Resolving a path containing a mixture of aliases and symlinks

Please note: this article is part of the older "Objective-C era" on Cocoa with Love. I don't keep these articles up-to-date; please be wary of broken code or potentially out-of-date information. Read "A new era for Cocoa with Love" for more.

Resolving symlinks in a path is very easy in Cocoa (it can be done in a single statement) but aliases require more work. Additionally the commands for resolving symlinks and aliases are incompatible with each other — meaning that you can resolve a path containing symlinks or aliases but not a mixture of the two. In this post, I present a category on NSString that will allow you to resolve a path containing any combination of symlinks or aliases as simply as resolving symlinks alone.


When Apple introduced alias files in System 7, they were the only way of referencing another file in the filesystem. Sure, other operating systems already had symlinks but there was little likelihood of the two needing to interact since System 7 had almost no interoperability with Unix filesystems (despite the existence of A/UX).

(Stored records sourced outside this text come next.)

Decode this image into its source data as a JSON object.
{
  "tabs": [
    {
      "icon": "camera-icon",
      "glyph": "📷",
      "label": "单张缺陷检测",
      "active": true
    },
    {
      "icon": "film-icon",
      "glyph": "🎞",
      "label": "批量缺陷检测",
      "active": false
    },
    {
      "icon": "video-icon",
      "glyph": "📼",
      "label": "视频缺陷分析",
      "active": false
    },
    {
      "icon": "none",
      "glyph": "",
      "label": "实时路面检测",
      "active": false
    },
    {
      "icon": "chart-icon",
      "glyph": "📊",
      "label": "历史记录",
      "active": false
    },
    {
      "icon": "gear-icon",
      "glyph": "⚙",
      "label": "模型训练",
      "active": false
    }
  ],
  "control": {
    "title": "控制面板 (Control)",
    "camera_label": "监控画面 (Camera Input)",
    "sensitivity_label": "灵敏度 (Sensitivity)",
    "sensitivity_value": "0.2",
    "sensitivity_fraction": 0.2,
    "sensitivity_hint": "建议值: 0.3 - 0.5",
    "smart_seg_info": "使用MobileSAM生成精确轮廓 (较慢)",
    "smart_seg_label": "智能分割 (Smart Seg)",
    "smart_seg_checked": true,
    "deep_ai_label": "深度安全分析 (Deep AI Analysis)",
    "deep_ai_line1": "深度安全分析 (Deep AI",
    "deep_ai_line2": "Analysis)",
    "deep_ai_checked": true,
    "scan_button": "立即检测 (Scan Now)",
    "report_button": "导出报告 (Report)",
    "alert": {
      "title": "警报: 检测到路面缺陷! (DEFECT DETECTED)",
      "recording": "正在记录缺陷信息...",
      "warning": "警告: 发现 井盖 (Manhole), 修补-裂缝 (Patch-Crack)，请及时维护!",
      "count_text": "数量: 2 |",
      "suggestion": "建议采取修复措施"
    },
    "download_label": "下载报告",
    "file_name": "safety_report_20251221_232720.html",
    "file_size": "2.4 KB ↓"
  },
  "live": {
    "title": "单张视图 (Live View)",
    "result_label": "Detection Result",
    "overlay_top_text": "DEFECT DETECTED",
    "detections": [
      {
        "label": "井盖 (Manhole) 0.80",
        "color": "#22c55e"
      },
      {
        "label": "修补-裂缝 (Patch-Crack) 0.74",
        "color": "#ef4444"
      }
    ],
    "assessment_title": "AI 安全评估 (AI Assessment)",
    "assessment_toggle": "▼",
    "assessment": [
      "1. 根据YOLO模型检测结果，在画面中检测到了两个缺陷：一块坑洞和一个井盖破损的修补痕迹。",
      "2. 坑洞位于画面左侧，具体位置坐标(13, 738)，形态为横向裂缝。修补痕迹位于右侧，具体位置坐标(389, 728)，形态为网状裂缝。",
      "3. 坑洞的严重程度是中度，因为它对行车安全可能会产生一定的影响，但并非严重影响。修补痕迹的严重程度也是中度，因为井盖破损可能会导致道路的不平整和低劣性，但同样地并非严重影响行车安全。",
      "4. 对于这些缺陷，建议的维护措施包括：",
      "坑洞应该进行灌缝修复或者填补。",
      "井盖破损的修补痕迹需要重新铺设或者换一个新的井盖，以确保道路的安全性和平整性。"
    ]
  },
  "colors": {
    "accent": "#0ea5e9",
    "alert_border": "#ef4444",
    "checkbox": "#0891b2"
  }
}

Alias files are a great way of referencing other files because they can continue to track their target if it moves. Aliases store both the path of their target and the inode plus volume identifier of their target. This means that they won't break if the file at their target path moves, unlike a symlink which will break if the target moves (since a symlink is just a path). In fact, symlinks will often break if the symlink file itself moves since symlinks are normally relative paths.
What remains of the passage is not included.